Песталоцци поступает в Цюрихский коллеж, где обстановка была близка скорее духу эпохи Просвещения, нежели эпохе утилитаризма. Он так описывал установки и настроения этого учебного заведения: «Независимость, самостоятельность, благотворительность, самопожертвование и любовь к отечеству были лозунгом нашего общественного образования. Преподавание. которым мы пользовались в живом и привлекательном изложении, было направлено к тому, чтобы поселить в нас равнодушие к богатству и почестям. Нас учили верить, что бережливость и ограничение личных потребностей могут заменить богатство и что совсем не нужно большого состояния и высокого общественного положения, чтобы пользоваться и домашним счастьем, и гражданской самостоятельностью… Обладая только самыми поверхностными школьными познаниями о великой гражданской жизни Греции и Рима, мы мечтали насадить порядки этой гражданственности в родном кантоне… Желание противодействовать нравственному упадку моего отечества было присуще каждому истинно благородному гражданину и исходило из сердца, полного любви к родине».[266]
После окончания коллежа перед ним встала серьезная проблема.
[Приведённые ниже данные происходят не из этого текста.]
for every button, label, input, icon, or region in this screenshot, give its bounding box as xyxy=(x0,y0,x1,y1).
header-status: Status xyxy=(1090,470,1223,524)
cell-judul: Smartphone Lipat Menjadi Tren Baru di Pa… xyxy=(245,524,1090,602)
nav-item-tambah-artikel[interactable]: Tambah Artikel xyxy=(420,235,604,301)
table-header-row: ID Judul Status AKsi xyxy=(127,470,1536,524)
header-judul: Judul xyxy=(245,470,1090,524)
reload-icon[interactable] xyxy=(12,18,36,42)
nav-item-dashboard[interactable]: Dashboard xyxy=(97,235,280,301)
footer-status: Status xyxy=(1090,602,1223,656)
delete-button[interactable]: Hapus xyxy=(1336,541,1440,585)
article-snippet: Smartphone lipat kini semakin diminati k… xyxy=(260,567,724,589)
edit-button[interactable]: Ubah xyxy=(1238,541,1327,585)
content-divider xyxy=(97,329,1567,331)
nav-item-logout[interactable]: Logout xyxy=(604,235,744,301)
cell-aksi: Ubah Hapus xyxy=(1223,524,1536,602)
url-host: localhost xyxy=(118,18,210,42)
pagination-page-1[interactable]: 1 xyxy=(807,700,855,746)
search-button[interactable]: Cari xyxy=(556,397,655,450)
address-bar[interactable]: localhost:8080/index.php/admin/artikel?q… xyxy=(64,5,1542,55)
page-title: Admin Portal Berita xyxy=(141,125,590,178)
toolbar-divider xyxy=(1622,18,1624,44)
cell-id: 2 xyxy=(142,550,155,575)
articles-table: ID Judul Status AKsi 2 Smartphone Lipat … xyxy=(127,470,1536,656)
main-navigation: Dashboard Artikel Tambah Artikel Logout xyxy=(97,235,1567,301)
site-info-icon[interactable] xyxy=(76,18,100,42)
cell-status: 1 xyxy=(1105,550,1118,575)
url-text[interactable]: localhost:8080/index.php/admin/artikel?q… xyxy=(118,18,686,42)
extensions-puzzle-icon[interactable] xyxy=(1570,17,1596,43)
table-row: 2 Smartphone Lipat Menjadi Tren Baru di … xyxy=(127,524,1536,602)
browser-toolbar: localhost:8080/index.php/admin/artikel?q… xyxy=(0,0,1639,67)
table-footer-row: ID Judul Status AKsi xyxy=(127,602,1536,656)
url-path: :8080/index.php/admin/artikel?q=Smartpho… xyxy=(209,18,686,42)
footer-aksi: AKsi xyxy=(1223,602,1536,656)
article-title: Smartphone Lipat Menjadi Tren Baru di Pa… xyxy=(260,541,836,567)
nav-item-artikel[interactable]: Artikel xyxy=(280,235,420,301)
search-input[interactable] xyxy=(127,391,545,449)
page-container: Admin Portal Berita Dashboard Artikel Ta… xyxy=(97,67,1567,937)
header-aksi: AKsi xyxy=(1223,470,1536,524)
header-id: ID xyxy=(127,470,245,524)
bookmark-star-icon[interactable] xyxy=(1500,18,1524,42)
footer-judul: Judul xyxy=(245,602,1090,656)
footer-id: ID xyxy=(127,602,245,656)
Что делать дальше? Сегодня кое-где пораженная раковыми метастазами меркантилизма и практицизма молодежь пытается «вычислить»: а где бы ей так устроиться, чтобы одновременно сытно, денежно и беспроблемно было. И как уж здорово, если бы с них вообще сняли всякую обязанность думать и решать самостоятельно. Одним словом, идеальные условия для жвачных животных!
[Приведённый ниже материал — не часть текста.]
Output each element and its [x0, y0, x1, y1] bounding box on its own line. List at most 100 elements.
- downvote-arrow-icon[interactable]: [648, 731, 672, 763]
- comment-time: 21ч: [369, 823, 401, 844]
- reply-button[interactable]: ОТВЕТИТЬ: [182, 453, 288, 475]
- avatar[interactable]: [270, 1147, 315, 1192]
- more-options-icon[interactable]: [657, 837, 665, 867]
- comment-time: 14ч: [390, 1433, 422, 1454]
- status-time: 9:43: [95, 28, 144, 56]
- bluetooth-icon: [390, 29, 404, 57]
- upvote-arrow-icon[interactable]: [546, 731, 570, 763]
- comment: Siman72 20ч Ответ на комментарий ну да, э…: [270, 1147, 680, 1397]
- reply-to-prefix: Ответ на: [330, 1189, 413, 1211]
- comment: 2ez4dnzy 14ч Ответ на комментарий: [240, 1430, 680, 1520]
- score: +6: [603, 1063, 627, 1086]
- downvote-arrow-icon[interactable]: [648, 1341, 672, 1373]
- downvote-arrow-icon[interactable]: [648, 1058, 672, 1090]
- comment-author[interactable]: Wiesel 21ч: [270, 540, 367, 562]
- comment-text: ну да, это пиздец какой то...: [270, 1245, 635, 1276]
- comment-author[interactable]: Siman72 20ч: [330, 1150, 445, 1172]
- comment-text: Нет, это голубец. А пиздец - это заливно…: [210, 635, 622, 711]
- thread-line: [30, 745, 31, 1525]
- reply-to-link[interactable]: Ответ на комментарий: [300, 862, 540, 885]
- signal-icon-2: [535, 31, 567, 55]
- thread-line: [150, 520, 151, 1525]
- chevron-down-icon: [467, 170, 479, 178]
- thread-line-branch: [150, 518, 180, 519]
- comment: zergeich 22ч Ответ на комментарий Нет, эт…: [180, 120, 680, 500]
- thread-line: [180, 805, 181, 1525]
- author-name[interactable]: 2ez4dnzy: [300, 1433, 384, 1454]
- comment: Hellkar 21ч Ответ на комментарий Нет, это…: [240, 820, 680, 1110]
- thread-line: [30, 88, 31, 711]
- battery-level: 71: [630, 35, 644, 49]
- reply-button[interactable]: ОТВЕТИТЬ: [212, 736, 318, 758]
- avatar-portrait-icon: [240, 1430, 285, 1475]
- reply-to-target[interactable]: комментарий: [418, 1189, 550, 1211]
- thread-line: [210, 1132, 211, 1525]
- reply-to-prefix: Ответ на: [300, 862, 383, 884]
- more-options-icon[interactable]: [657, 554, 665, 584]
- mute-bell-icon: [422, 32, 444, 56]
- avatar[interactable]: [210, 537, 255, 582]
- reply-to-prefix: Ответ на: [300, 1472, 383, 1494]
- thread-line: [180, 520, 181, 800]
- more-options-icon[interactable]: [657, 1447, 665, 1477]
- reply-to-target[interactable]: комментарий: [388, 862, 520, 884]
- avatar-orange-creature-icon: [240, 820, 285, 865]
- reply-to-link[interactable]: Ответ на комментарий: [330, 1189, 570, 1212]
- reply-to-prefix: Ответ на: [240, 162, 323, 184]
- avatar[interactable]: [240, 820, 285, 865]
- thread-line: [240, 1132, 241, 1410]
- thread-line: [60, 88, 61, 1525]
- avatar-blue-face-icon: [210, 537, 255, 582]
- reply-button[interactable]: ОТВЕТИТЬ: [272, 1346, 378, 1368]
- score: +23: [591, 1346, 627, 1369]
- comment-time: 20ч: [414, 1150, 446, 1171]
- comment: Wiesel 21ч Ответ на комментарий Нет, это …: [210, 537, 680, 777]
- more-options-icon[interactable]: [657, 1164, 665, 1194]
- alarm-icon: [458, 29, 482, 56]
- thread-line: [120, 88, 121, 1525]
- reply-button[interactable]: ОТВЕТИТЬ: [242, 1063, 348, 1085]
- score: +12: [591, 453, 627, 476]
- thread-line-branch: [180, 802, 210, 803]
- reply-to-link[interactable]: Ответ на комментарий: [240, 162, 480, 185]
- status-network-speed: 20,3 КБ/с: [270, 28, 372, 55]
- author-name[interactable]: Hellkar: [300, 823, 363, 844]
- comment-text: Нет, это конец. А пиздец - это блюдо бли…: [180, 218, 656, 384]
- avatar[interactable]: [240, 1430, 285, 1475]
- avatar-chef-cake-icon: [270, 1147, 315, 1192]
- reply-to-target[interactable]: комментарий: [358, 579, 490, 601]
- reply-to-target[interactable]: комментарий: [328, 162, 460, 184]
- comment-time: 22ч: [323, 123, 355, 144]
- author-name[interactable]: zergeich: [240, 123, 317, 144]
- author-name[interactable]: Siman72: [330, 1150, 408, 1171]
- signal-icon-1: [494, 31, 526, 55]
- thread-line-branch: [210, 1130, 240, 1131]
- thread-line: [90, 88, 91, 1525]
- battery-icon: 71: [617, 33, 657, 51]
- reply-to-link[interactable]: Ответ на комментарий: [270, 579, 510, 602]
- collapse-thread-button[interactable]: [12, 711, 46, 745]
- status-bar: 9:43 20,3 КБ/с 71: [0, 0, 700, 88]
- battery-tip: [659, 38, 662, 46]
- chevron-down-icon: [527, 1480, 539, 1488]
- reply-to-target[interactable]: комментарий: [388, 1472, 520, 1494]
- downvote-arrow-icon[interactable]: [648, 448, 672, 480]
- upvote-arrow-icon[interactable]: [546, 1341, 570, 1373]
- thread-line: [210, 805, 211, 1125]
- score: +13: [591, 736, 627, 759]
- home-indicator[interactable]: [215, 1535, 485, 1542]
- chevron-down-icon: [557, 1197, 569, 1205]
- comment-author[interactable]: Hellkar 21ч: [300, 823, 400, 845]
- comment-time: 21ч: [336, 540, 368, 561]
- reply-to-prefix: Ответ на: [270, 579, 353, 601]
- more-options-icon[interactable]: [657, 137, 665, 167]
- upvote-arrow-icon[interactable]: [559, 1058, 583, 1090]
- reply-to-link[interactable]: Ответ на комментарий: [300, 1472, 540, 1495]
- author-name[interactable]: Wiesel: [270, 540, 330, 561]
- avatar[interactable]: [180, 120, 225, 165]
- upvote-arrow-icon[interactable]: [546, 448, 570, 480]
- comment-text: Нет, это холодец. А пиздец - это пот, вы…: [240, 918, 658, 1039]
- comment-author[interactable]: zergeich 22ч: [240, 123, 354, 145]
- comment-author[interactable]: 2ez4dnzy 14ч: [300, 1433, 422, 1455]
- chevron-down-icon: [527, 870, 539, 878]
Швейцарцы так не думали. Оттого они, вероятно, и живут в сто раз лучше нас, россиян. Песталоцци ни минуты не сомневается, что вся его деятельность должна быть направлена на дело служения простому народу. Позже он сам в сжатой форме выразит устремления своей жизни в посвящении, которым открывается одна из его книг: «Низшему классу населения Гельвеции» (авт. – Швецария). Я долго смотрел на твое жалкое, тяжелое положение, и сердце мое исполнилось скорбью. Дорогой мой народ, сказал я себе, я помогу тебе. У меня нет искусства, я не вооружен наукой, в этом свете я ничто, совсем ничто, но я хорошо знаю тебя и отдаю тебе все, что успел приобресть в течение моей трудовой жизни. Я отдаю тебе всего себя. Читай, что я предлагаю, без предрассудка, и если кто-нибудь даст тебе лучшее, брось меня; пусть в твоих глазах я превращусь в то же «ничто», каким я прожил всю мою жизнь. Но если тебе не скажет никто того, что говорю я, никто не скажет так доступно и пригодно, как говорю я, то подари мою память, мою жизнь, мою угасшую для тебя деятельность слезою – одною только слезою»… Вот это Личность! Вот – Гражданин! Вот – Друг народа!
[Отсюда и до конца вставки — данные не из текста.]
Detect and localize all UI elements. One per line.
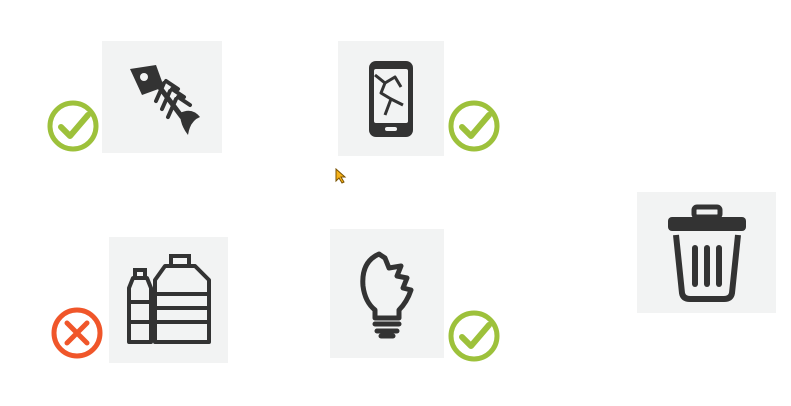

В дальнейшем он создаст нейгофское «Учреждение для бедных», одно из первых в истории экспериментальных учебно-воспитательных заведений такого рода. В основе его лежала более совершенная система образования, нежели существовавшая тогда в фабричных центрах Европы. На фабриках и заводах подавляющее большинство тружеников все еще оставалось чуждо «духу мастерства» и «умственному образованию»… По мысли педагога, поправить дело можно было путем предоставления работникам всей суммы профессиональных, общекультурных, гражданских навыков и знаний, которая бы открыла им дорогу в жизнь.
Он одним из первых использовал антропологический подход. Современное общество не могло предоставить людям должного образования: «В фабричных центрах большинство людей также заняты лишь механическим выполнением какой-либо изолированной производственной операции… Эти люди лишены какого бы то ни было умственного образования, ограничены ничтожно узкими рамками своих технических навыков и чужды, абсолютно чужды даже самому духу мастерства и свойственным ему свободным и разумным взглядам». Предстояло осуществить кардинальные перемены в системе, чему и были посвящены его усилия.[267]
Песталоцци поймет с годами, что крайне сложно впрячь в одну телегу два столь разных побудительных мотива как экономический рационализм и всестороннее развитие человека. В 1797 г. он публикует «Мои исследования путей природы в развитии человеческого рода». Это стало внутренним мотивом к действию. Начался эксперимент в Станце. Затем были созданы Бургдорфский институт и педагогическое заведение в замке Ивердон (1805). Сюда стекались толпы посетителей. Большими партиями приезжали учителя из Пруссии, Франции, Англии, желая обучиться «методу Песталоции», но никаких уловок или особых методик они не находили. В педагогической технике он ничего нового не изобрел («даже грифельной доски»). Песталоцци лишь аккумулировал полезный опыт времен и народов.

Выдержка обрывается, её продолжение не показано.